Objective. Sacroiliac joint (SIJ) pain originating from the posterior ligament manifests in not only the buttocks but also the groin and lower extremities and thus may be difficult to discern from pain secondary to other lumbar disorders. We aimed to develop a simple clinical diagnostic tool to help physicians distinguish between patients with SIJ pain originating from the posterior ligament and those with lumbar disc herniation (LDH) or lumbar spinal canal stenosis (LSS).
Design. Prospective case-control study.
Patients and Methods. We evaluated 62 patients with SIJ pain originating from the posterior ligament and 59 patients with LDH and LSS. Pain areas, pain increasing positions, provocation test, and tenderness points were investigated. A scoring system based on multivariate logistic regression equations using the investigated items was developed.

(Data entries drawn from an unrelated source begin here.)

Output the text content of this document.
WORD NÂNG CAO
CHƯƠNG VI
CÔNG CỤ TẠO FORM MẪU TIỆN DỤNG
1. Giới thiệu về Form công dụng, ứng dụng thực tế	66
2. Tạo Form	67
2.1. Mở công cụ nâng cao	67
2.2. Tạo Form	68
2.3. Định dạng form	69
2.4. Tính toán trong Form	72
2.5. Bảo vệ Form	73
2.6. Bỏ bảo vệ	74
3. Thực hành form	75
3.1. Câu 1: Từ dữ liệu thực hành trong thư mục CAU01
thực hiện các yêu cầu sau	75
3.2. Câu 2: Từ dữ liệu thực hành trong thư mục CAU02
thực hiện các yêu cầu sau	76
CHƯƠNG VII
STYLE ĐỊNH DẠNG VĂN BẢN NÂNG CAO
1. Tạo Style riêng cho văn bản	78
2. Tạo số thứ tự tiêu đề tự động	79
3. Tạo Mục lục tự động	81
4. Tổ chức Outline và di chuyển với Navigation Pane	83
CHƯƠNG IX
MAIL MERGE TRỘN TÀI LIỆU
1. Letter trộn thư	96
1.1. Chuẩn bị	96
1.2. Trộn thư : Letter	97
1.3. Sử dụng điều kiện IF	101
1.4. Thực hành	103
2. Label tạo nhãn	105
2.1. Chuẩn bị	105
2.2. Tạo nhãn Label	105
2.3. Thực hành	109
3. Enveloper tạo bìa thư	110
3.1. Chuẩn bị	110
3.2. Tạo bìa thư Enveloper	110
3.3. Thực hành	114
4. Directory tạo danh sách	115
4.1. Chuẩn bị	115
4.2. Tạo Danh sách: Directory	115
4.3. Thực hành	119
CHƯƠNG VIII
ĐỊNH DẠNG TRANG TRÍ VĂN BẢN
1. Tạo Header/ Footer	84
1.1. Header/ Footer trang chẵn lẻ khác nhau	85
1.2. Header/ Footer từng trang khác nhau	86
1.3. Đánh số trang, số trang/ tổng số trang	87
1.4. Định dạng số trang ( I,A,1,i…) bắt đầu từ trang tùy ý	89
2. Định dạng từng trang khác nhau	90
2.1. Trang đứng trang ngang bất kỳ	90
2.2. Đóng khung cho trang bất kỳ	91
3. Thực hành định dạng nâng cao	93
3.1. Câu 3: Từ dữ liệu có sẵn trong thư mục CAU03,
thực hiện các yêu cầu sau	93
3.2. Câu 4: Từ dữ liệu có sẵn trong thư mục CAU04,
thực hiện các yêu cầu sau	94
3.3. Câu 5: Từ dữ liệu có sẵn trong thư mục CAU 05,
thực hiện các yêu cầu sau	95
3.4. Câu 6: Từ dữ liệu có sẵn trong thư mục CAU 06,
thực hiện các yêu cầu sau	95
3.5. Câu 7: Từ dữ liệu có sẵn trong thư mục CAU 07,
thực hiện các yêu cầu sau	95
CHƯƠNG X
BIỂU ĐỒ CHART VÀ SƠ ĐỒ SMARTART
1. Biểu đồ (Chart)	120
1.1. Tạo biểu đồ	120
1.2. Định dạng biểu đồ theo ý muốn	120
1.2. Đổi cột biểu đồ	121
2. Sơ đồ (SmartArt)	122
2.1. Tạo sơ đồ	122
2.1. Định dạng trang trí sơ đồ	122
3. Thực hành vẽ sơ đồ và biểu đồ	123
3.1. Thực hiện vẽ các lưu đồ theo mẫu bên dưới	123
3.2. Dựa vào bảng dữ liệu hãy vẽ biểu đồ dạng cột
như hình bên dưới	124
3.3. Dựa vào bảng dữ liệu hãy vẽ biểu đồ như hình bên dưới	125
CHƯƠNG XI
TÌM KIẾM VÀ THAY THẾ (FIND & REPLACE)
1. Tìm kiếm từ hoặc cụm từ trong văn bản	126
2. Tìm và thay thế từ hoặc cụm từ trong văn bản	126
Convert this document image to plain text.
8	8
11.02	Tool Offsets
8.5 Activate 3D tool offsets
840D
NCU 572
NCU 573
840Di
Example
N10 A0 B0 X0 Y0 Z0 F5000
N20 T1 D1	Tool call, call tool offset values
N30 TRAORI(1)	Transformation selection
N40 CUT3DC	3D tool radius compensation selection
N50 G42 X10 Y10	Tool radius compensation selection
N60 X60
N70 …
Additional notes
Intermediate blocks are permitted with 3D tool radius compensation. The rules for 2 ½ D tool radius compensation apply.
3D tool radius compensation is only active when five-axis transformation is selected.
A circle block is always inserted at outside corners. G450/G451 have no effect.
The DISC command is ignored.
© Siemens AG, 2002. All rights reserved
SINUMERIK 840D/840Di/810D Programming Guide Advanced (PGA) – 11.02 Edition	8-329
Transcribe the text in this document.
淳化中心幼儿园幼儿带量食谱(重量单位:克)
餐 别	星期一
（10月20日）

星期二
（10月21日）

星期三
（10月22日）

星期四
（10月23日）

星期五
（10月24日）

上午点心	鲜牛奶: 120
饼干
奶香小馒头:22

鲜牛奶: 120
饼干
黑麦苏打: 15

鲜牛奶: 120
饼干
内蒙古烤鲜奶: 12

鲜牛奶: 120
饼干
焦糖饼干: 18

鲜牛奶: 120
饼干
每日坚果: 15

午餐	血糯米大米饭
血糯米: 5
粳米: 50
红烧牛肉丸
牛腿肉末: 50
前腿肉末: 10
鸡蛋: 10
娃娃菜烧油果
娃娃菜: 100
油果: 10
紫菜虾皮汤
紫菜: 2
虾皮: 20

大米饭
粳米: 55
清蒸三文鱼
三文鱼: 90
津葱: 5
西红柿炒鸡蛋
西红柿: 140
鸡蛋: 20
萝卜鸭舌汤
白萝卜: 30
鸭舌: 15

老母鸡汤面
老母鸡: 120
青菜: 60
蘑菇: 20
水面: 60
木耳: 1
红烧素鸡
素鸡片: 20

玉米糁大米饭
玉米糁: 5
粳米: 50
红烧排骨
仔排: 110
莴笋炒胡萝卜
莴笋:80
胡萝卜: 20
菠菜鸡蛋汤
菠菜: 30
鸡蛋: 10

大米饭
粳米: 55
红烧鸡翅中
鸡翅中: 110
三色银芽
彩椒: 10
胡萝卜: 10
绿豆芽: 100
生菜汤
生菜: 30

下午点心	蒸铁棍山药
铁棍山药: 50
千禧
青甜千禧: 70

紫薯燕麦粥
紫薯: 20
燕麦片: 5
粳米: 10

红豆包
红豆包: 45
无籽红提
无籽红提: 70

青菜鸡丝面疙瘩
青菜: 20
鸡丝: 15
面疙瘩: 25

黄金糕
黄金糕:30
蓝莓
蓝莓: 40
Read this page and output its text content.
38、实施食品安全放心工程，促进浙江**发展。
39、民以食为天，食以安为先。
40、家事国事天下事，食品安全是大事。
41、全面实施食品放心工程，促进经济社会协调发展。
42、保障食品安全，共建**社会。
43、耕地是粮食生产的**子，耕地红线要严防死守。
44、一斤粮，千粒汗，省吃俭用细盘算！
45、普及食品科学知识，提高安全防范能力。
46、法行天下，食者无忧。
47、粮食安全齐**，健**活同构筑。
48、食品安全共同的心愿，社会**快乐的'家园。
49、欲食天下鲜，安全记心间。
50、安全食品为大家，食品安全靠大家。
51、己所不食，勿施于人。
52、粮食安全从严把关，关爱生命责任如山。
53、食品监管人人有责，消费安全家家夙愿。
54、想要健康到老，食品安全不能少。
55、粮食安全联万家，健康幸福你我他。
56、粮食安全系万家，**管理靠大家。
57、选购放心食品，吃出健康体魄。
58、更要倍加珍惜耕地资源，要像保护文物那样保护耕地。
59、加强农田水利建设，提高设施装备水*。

Results. Two pain areas (the posterosuperior iliac spine (PSIS) detected by the one-finger test and groin), pain while sitting on a chair, provocation test, and two tenderness points (PSIS and the sacrotuberous ligament) had high odds ratios (range, 25.87–1.40) and were used as factors in the scoring system. An integer score derived from the regression coefficient and clinical experience was assigned to each identified risk factor. The sum of the risk score for each patient ranged from 0–9. This scoring system had a sensitivity of 90.3% and a specificity of 86.4% for a positivity cutoff point of 4.
Conclusion. The scoring system can help distinguish between patients with SIJ pain originating from the posterior ligament and those with LDH and LSS.